Situated seven miles from central London, Wimbledon’s weak proximity to the city’s main throngs has damaged its overall connectivity score. Signalling problems at the station caused carnage across the city’s Great Western Railway routes this February.

Arcadis claims that Wimbledon’s low MODe ranking could be boosted by upcoming developments related to Crossrail 2, which is set to link national rail networks throughout Greater London via an underground tunnel. This will increase London’s rail capacity by approximately 10% and allow 270,000 people to reach the city centre during peak hours.

The railway station will be redeveloped to accommodate this increasing traffic. The objective is to integrate it into the nearby Centre Court shopping centre, creating a transit, dining and shopping hub in the heart of Wimbledon.

Los Angeles Union Station, Los Angeles, US

Some refer to Los Angeles Union Station as ‘the last of the Great Railway stations’ in the US. Several major Southern Californian railroads converge at its 1930s-built terminal, which has been pivotal for Los Angeles’ growth in the past. However, its low MODe rank was earned because the station is currently lacking in public amenities and is considerably less prosperous than major rail hubs in New York, Denver, Dallas and Washington DC.

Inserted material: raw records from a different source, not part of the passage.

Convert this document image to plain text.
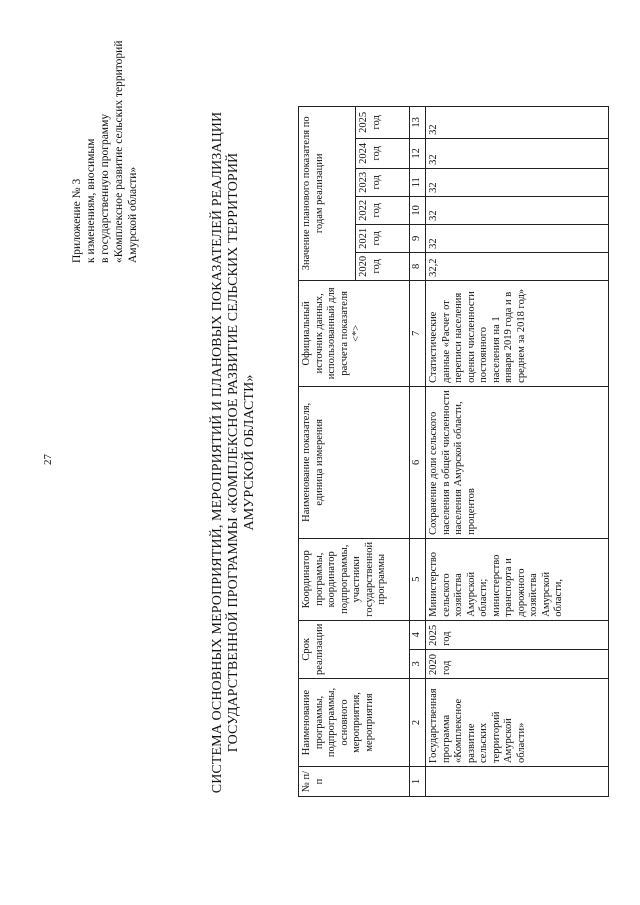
27
Приложение № 3 к изменениям, вносимым в государственную программу «Комплексное развитие сельских территорий Амурской области»	СИСТЕМА ОСНОВНЫХ МЕРОПРИЯТИЙ, МЕРОПРИЯТИЙ И ПЛАНОВЫХ ПОКАЗАТЕЛЕЙ РЕАЛИЗАЦИИ ГОСУДАРСТВЕННОЙ ПРОГРАММЫ «КОМПЛЕКСНОЕ РАЗВИТИЕ СЕЛЬСКИХ ТЕРРИТОРИЙ АМУРСКОЙ ОБЛАСТИ»
№ п/п	Наименование программы, подпрограммы, основного мероприятия, мероприятия	Срок реализации		Координатор программы, координатор подпрограммы, участники государственной программы	Наименование показателя, единица измерения	Официальный источник данных, использованный для расчета показателя <*>	Значение планового показателя по годам реализации					
							2020 год	2021 год	2022 год	2023 год	2024 год	2025 год
1	2	3	4	5	6	7	8	9	10	11	12	13
	Государственная программа «Комплексное развитие сельских территорий Амурской области»	2020 год	2025 год	Министерство сельского хозяйства Амурской области; министерство транспорта и дорожного хозяйства Амурской области,	Сохранение доли сельского населения в общей численности населения Амурской области, процентов	Статистические данные «Расчет от переписи населения оценки численности постоянного населения на 1 января 2019 года и в среднем за 2018 год»	32,2	32	32	32	32	32
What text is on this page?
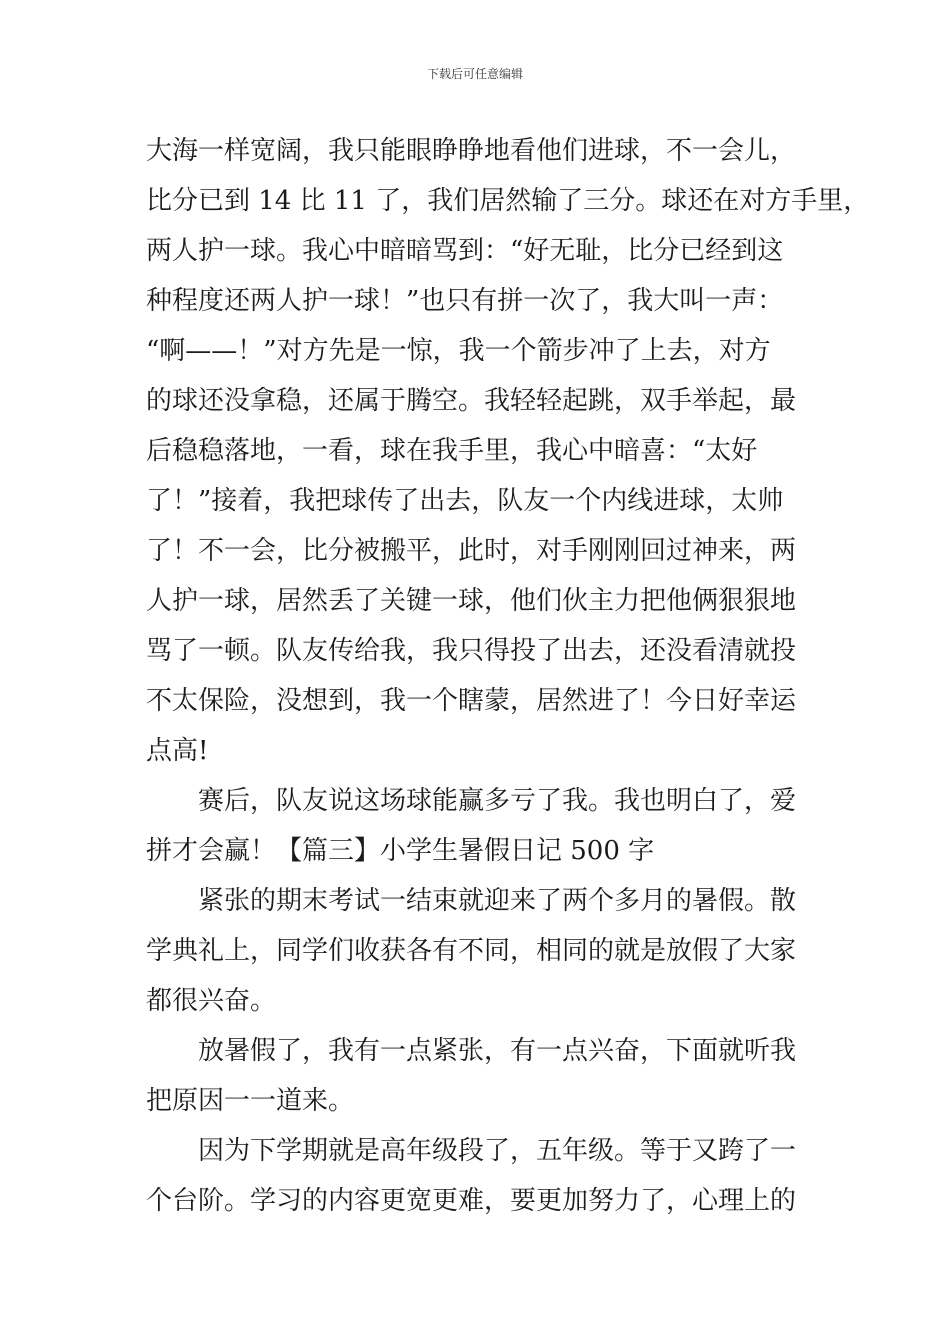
下载后可任意编辑
大海一样宽阔，我只能眼睁睁地看他们进球，不一会儿，
比分已到 14 比 11 了，我们居然输了三分。球还在对方手里，
两人护一球。我心中暗暗骂到：“好无耻，比分已经到这
种程度还两人护一球！”也只有拼一次了，我大叫一声：
“啊——！”对方先是一惊，我一个箭步冲了上去，对方
的球还没拿稳，还属于腾空。我轻轻起跳，双手举起，最
后稳稳落地，一看，球在我手里，我心中暗喜：“太好
了！”接着，我把球传了出去，队友一个内线进球，太帅
了！不一会，比分被搬平，此时，对手刚刚回过神来，两
人护一球，居然丢了关键一球，他们伙主力把他俩狠狠地
骂了一顿。队友传给我，我只得投了出去，还没看清就投
不太保险，没想到，我一个瞎蒙，居然进了！今日好幸运
点高!
赛后，队友说这场球能赢多亏了我。我也明白了，爱
拼才会赢！【篇三】小学生暑假日记 500 字
紧张的期末考试一结束就迎来了两个多月的暑假。散
学典礼上，同学们收获各有不同，相同的就是放假了大家
都很兴奋。
放暑假了，我有一点紧张，有一点兴奋，下面就听我
把原因一一道来。
因为下学期就是高年级段了，五年级。等于又跨了一
个台阶。学习的内容更宽更难，要更加努力了，心理上的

This could change in the future, as the station is currently undergoing a ten-year renovation and redevelopment project, which will involve the construction of new tracks and a new passenger concourse with retailers, catering options and passenger waiting areas.

Sydney Central Station, Sydney, Australia

Sydney Central’s position at second to last on the MODe list of world railway hubs highlights a dire trend for Australian train stations, with Melbourne Southern Cross also featured in the bottom rung of the table.

Speaking to Australian reporters, Arcadis strategist Vernon Daal highlighted that stations in the country are far behind those in the US when it comes to transit-hub connectivity. Sydney Central, in particular, is ‘isolated’ from the city with little in the way of public spaces for passengers to congregate.

Last month, the New South Wales Government awarded a $1bn contract for Central’s redevelopment, which will allow it to accommodate the city’s underground line by the early 2020s. A new concourse connecting the station’s two sections is expected to increase its annual capacity from 270,000 to 450,000.